I think that it should be relatively easy both to implement a price inflation cap and establish an out-of-pocket maximum for Part D beneficiaries (seniors).  Both sides of the aisle generally agree that these wouldn’t be disruptive operationally and would like to see industry pay for a greater percentage of the benefit.  However, both worry that insurers will raise premiums if the government shifts to much of the bill onto their collective backs.  Thus, I envision the government picking on the drug manufacturers when it comes to determining how much of the doughnut hole and catastrophic benefit reforms each entity picks up.  I also think that we should expect the government to demand greater levels of price transparency from insurers, pharmacy benefits managers and manufacturers. 

On the other hand, I don’t think we’ll witness the passage of anything that includes a reference pricing mechanism, direct negotiations between CMS and industry, or the addition of new entitlements (e.g. dental benefits).  These are very disruptive from an operational point of view and are likely to invite much more vociferous and widespread opposition. 

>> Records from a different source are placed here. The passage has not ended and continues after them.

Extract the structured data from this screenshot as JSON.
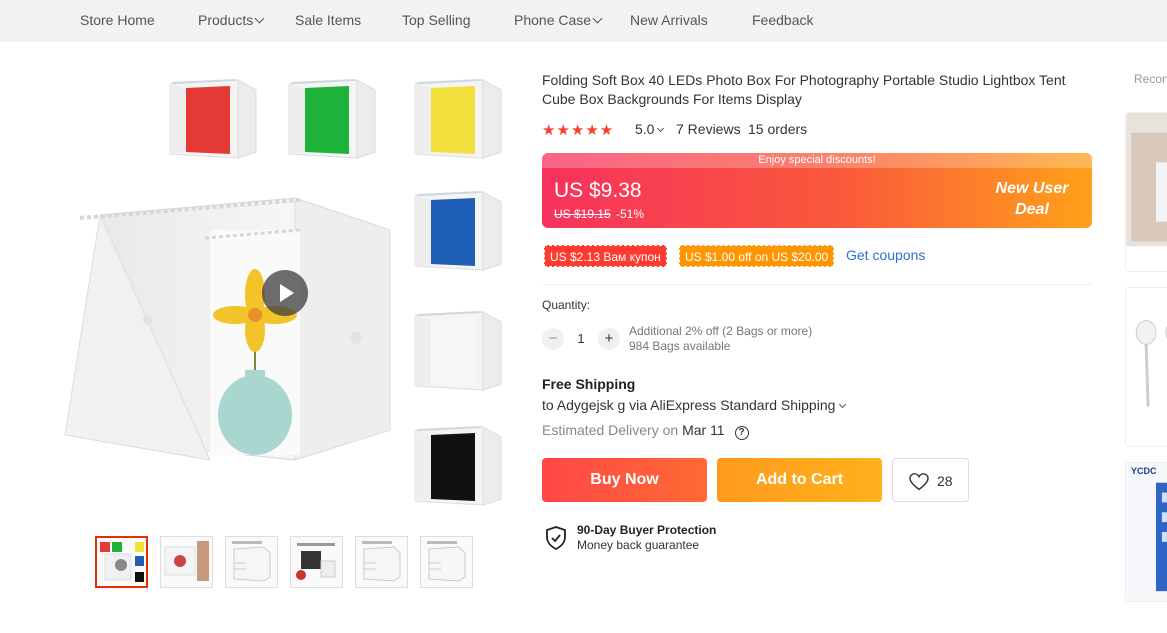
{
  "nav": {
    "items": [
      {
        "label": "Store Home",
        "has_dropdown": false
      },
      {
        "label": "Products",
        "has_dropdown": true
      },
      {
        "label": "Sale Items",
        "has_dropdown": false
      },
      {
        "label": "Top Selling",
        "has_dropdown": false
      },
      {
        "label": "Phone Case",
        "has_dropdown": true
      },
      {
        "label": "New Arrivals",
        "has_dropdown": false
      },
      {
        "label": "Feedback",
        "has_dropdown": false
      }
    ]
  },
  "gallery": {
    "side_thumbs": [
      {
        "color": "#e53935"
      },
      {
        "color": "#1db33a"
      },
      {
        "color": "#f2e13c"
      },
      {
        "color": "#1e5fb5"
      },
      {
        "color": "#f7f7f7"
      },
      {
        "color": "#111111"
      }
    ],
    "strip_count": 6,
    "selected_index": 0
  },
  "product": {
    "title": "Folding Soft Box 40 LEDs Photo Box For Photography Portable Studio Lightbox Tent Cube Box Backgrounds For Items Display",
    "stars": "★★★★★",
    "rating": "5.0",
    "reviews": "7 Reviews",
    "orders": "15 orders"
  },
  "price": {
    "banner": "Enjoy special discounts!",
    "current": "US $9.38",
    "original": "US $19.15",
    "discount": "-51%",
    "promo_line1": "New User",
    "promo_line2": "Deal"
  },
  "coupons": {
    "coupon1": "US $2.13 Вам купон",
    "coupon2": "US $1.00 off on US $20.00",
    "get_coupons": "Get coupons",
    "coupon1_color": "#ff3b30",
    "coupon2_color": "#ff9500"
  },
  "quantity": {
    "label": "Quantity:",
    "minus": "−",
    "plus": "+",
    "value": "1",
    "note1": "Additional 2% off (2 Bags or more)",
    "note2": "984 Bags available"
  },
  "shipping": {
    "title": "Free Shipping",
    "via": "to Adygejsk g via AliExpress Standard Shipping",
    "est_label": "Estimated Delivery on",
    "est_date": "Mar 11",
    "help": "?"
  },
  "actions": {
    "buy_now": "Buy Now",
    "add_to_cart": "Add to Cart",
    "wish_count": "28"
  },
  "protection": {
    "title": "90-Day Buyer Protection",
    "subtitle": "Money back guarantee"
  },
  "recommended": {
    "label": "Recon",
    "item3_brand": "YCDC"
  }
}
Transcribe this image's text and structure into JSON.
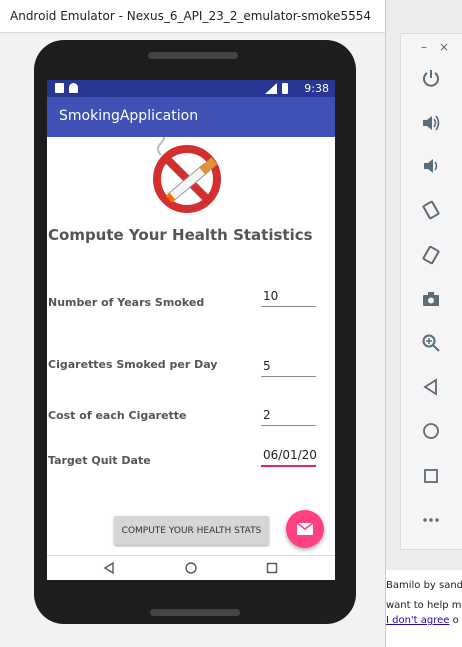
{
  "window": {
    "title": "Android Emulator - Nexus_6_API_23_2_emulator-smoke5554"
  },
  "status_bar": {
    "time": "9:38"
  },
  "app": {
    "title": "SmokingApplication",
    "heading": "Compute Your Health Statistics",
    "fields": [
      {
        "label": "Number of Years Smoked",
        "value": "10"
      },
      {
        "label": "Cigarettes Smoked per Day",
        "value": "5"
      },
      {
        "label": "Cost of each Cigarette",
        "value": "2"
      },
      {
        "label": "Target Quit Date",
        "value": "06/01/20"
      }
    ],
    "compute_button": "COMPUTE YOUR HEALTH STATS",
    "fab_icon": "email-icon",
    "accent": "#ff4081",
    "primary": "#3f51b5",
    "primary_dark": "#283593"
  },
  "toolbar": {
    "minimize": "–",
    "close": "×",
    "buttons": [
      "power-icon",
      "volume-up-icon",
      "volume-down-icon",
      "rotate-left-icon",
      "rotate-right-icon",
      "camera-icon",
      "zoom-icon",
      "back-icon",
      "home-icon",
      "overview-icon",
      "more-icon"
    ]
  },
  "background_page": {
    "line1": "Bamilo by sandi",
    "line2": "want to help m",
    "link": "I don't agree",
    "line3_suffix": " o"
  }
}
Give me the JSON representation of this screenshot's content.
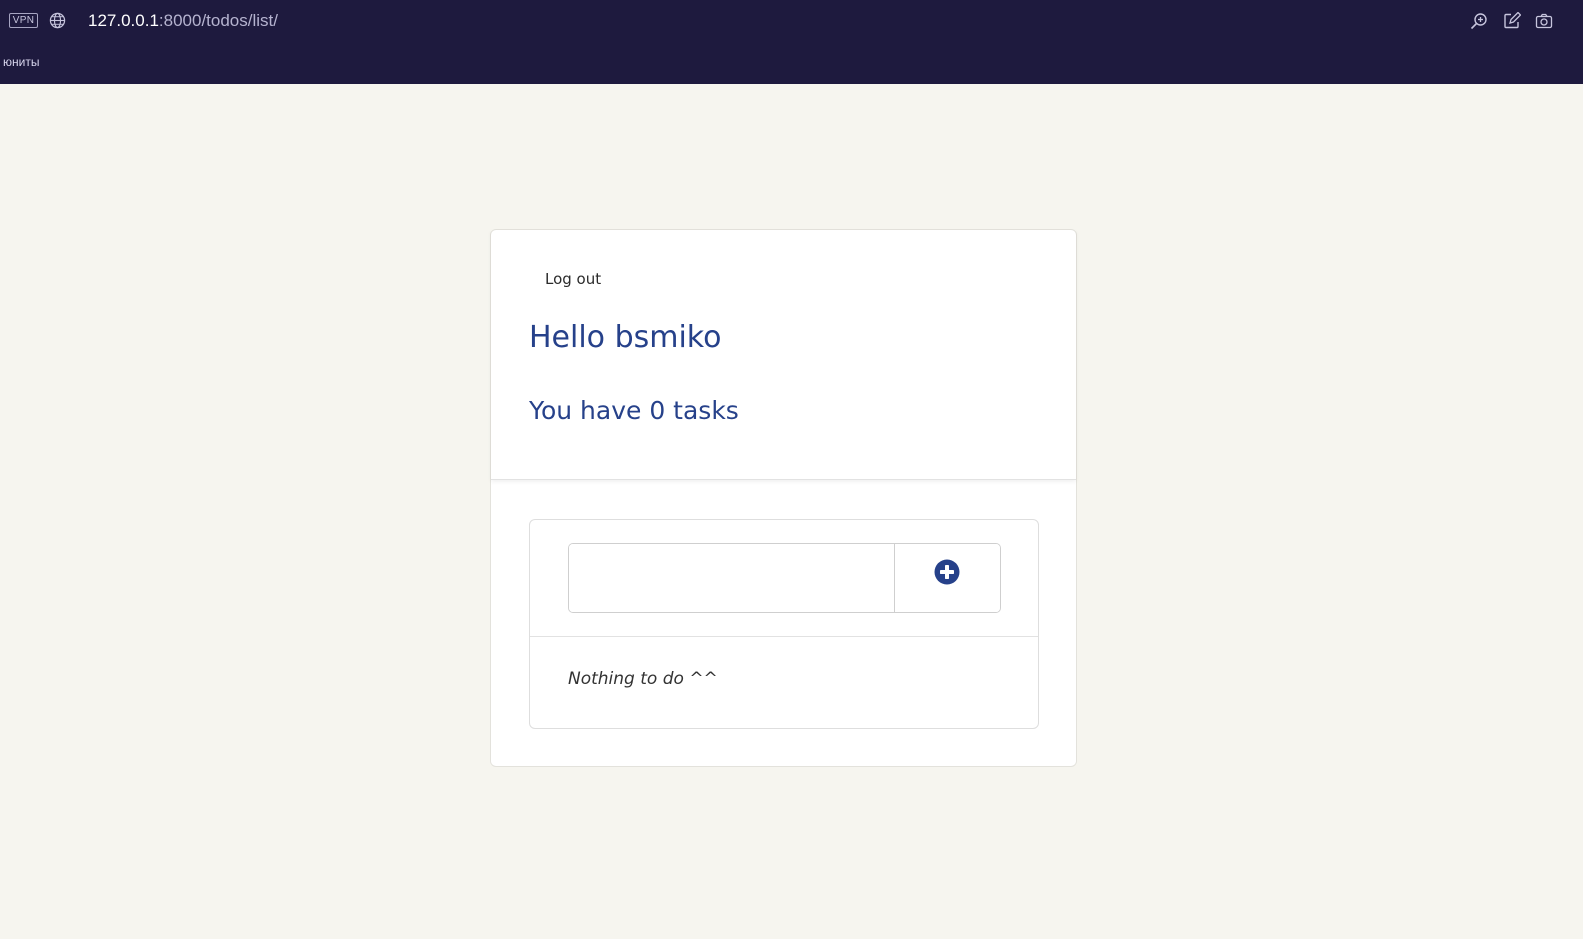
{
  "browser": {
    "vpn_label": "VPN",
    "url_host": "127.0.0.1",
    "url_path": ":8000/todos/list/",
    "bookmarks": [
      {
        "label": "юниты"
      }
    ],
    "toolbar_icons": [
      "zoom-in-icon",
      "edit-page-icon",
      "screenshot-icon"
    ]
  },
  "page": {
    "logout_label": "Log out",
    "greeting": "Hello bsmiko",
    "task_count": "You have 0 tasks",
    "new_task": {
      "value": "",
      "placeholder": ""
    },
    "add_icon": "plus-circle-icon",
    "empty_message": "Nothing to do ^^"
  },
  "colors": {
    "chrome_bg": "#1e1a3e",
    "page_bg": "#f6f5ef",
    "accent": "#26418a"
  }
}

According an article by The Hill1, Mitch McConnell and selected republicans aren’t in favor of certain elements of the Senate bill, including the inflation cap.  While the article goes on to say that opponents equate such a cap to price setting, I think it’s important to note that such a cap already exists under Medicaid.  Thus, this argument represents little more than a straw man, in my opinion.  For now, it doesn’t appear that President Trump is twisting any arms in front of the election cycle (perhaps he’s sensitive to the fact that the impeachment trial is about to begin?).  However, I expect that as the groundswell of support grows amongst voters, we’ll see more jawboning and increasing Congressional support for a simplified proposal, and that we may truly be talking about passage in the Spring. 

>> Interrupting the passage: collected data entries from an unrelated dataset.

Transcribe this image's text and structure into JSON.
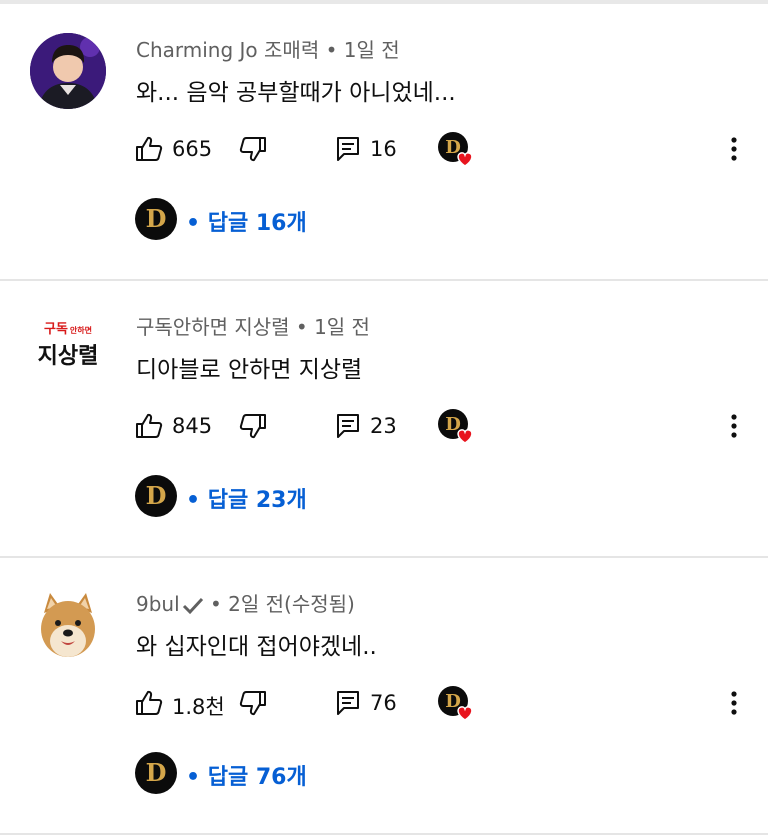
{
  "comments": [
    {
      "author": "Charming Jo 조매력",
      "time": "1일 전",
      "text": "와... 음악 공부할때가 아니었네...",
      "likes": "665",
      "replies_count": "16",
      "replies_label": "답글 16개"
    },
    {
      "author": "구독안하면 지상렬",
      "time": "1일 전",
      "text": "디아블로 안하면 지상렬",
      "likes": "845",
      "replies_count": "23",
      "replies_label": "답글 23개",
      "avatar_top": "구독",
      "avatar_top_small": "안하면",
      "avatar_bottom": "지상렬"
    },
    {
      "author": "9bul",
      "time": "2일 전(수정됨)",
      "text": "와 십자인대 접어야겠네..",
      "likes": "1.8천",
      "replies_count": "76",
      "replies_label": "답글 76개"
    }
  ],
  "separator": "•",
  "channel_logo_letter": "D",
  "colors": {
    "link_blue": "#065fd4",
    "meta_gray": "#606060",
    "heart_red": "#e8141e",
    "divider": "#e5e5e5"
  }
}
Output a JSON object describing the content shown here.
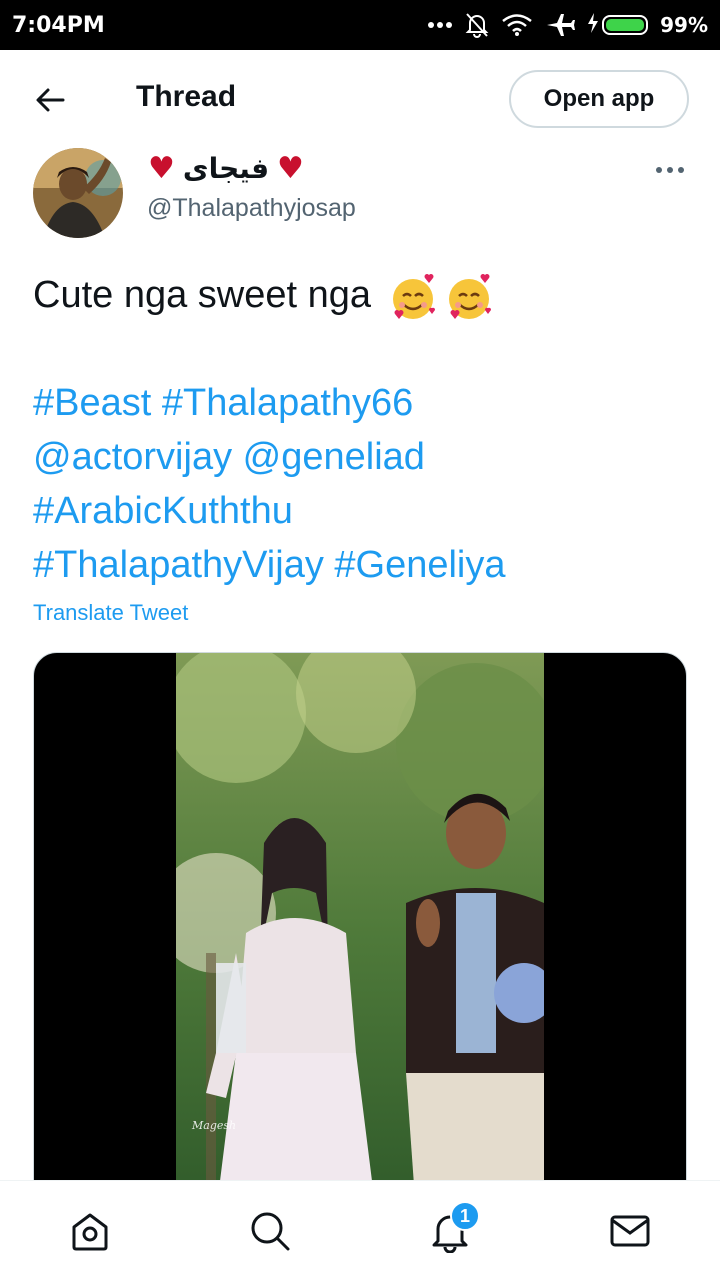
{
  "status_bar": {
    "time": "7:04PM",
    "battery_percent": "99%",
    "battery_level": 0.99,
    "icons": [
      "more-dots-icon",
      "mute-bell-icon",
      "wifi-icon",
      "airplane-icon",
      "charging-bolt-icon",
      "battery-icon"
    ]
  },
  "header": {
    "title": "Thread",
    "open_app_label": "Open app"
  },
  "tweet": {
    "display_name": "فيجاى",
    "handle": "@Thalapathyjosap",
    "text": "Cute nga sweet nga",
    "hashtags_lines": [
      [
        "#Beast",
        "#Thalapathy66"
      ],
      [
        "@actorvijay",
        "@geneliad"
      ],
      [
        "#ArabicKuththu"
      ],
      [
        "#ThalapathyVijay",
        "#Geneliya"
      ]
    ],
    "translate_label": "Translate Tweet",
    "video_watermark": "Magesh"
  },
  "bottom_nav": {
    "notification_count": "1",
    "items": [
      "home-icon",
      "search-icon",
      "notifications-icon",
      "messages-icon"
    ]
  },
  "colors": {
    "accent": "#1d9bf0",
    "heart": "#c8102e",
    "battery": "#3ed34a"
  }
}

If we do get a new drug price reduction act, I don’t think we’ll see a big impact on productivity and access, broadly speaking.  Nor do I think we’ll see a big impact on access one way or another.  However, there could be pockets of pharmaceutical business that become less attractive as a result.  If a bill were to pass along the lines I’ve described above, high priced medicines for the elderly population become less attractive, all else equal.  Let’s take a simple example – a person being treated with a cancer medication beginning January 1st under the standard Part D benefit design.  Here’s the current construct: 

If this medicine costs $10,000 per month and is used for 10 months, the drug company receives $95,680.46 — $3,820 up to the doughnut hole (from the enrollee and plan), 30% of the gross costs up to $8,139.54 (split 25% enrollee and 5% plan), and 100% of everything thereafter (via enrollee, plan and Medicare). 

Under the Senate proposal, which still may change, this same medicine would provide the drug manufacturer only $80,620 – 100% of payments up to $3,100, then 80% of any payments made above this threshold.   

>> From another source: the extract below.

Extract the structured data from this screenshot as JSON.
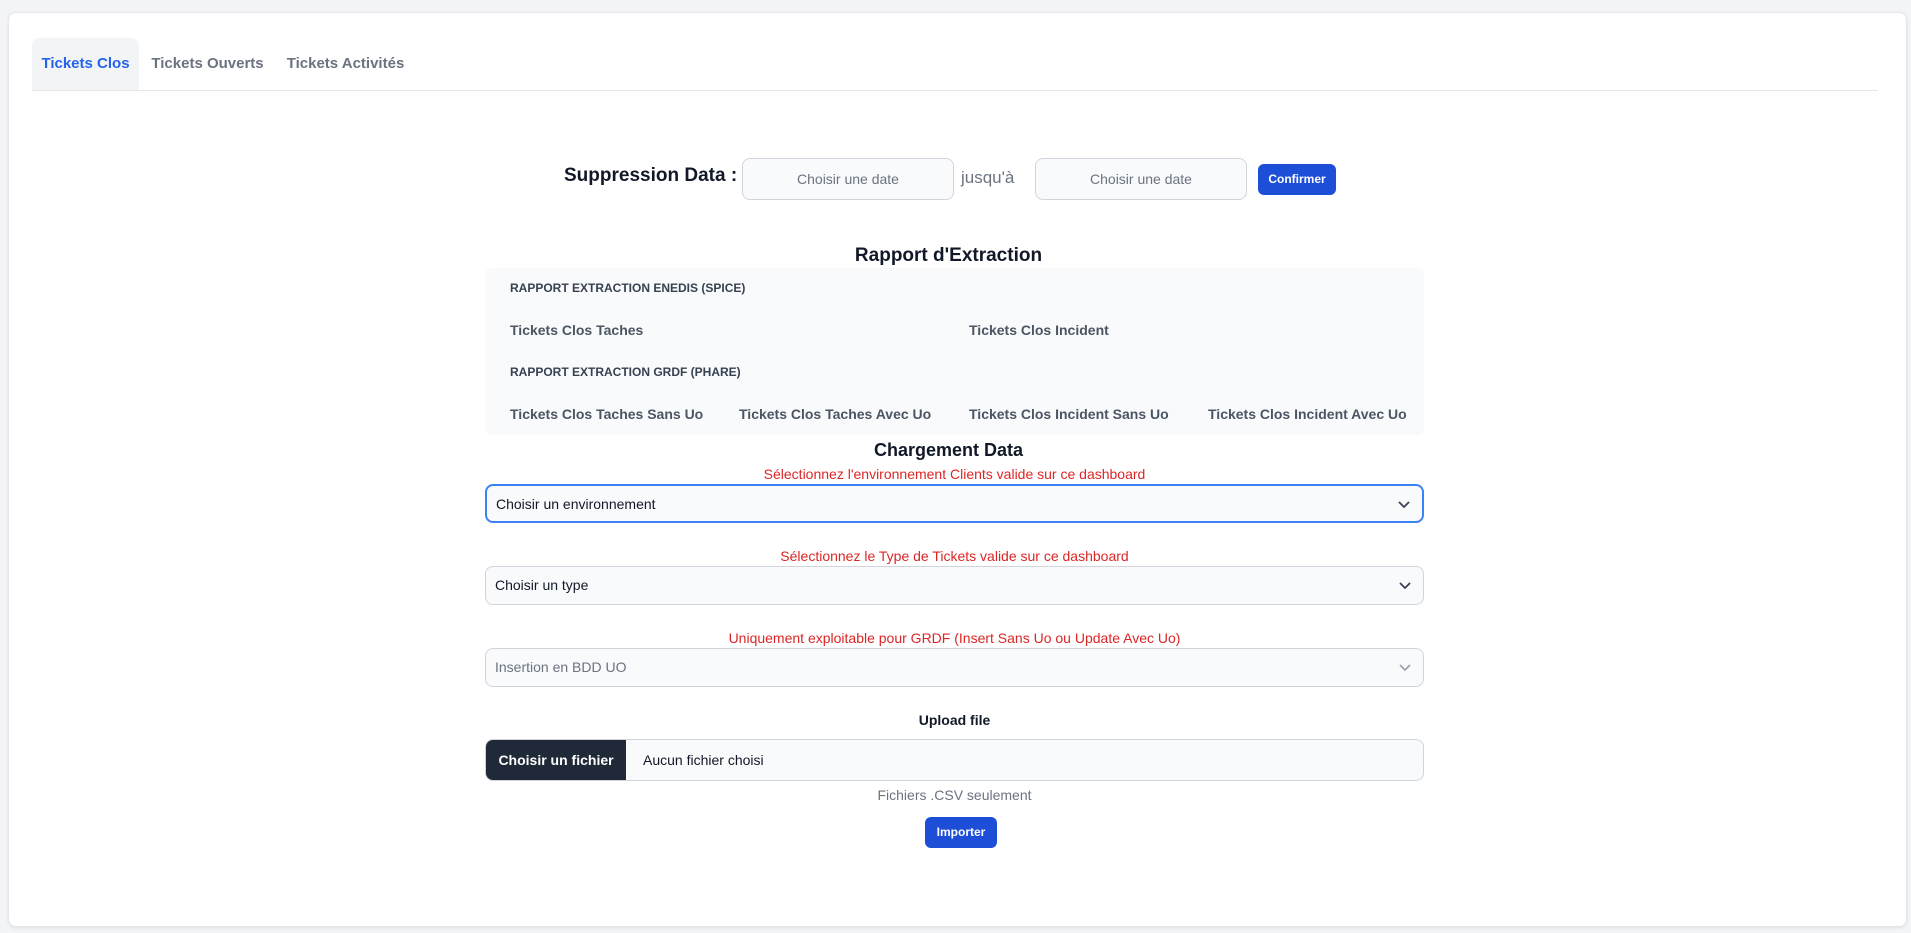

A lot obviously still depends on the final agreed-to split between manufacturers, plans and Medicare above the catastrophic threshold, as does the practical matter of whether a beneficiary is on other medications that count towards the out-of-pocket max.  Still, I think that the companies most affected by these changes would be those already selling oral cancer medications (pills), since those companies would be unable to change prices meaningfully in order to respond.  Injected/infused cancer medications are typically covered under Part B, which is a separate benefit.  Amongst multi-national branded biopharma companies, Pfizer probably has the most to lose, although there are some biotechnology companies that sell only oral cancer medicines.  In addition, any other drugs disproportionately used amongst the elderly would theoretically be affected, subject to pricing and the catastrophic threshold (e.g. certain antiviral medications and anticoagulants).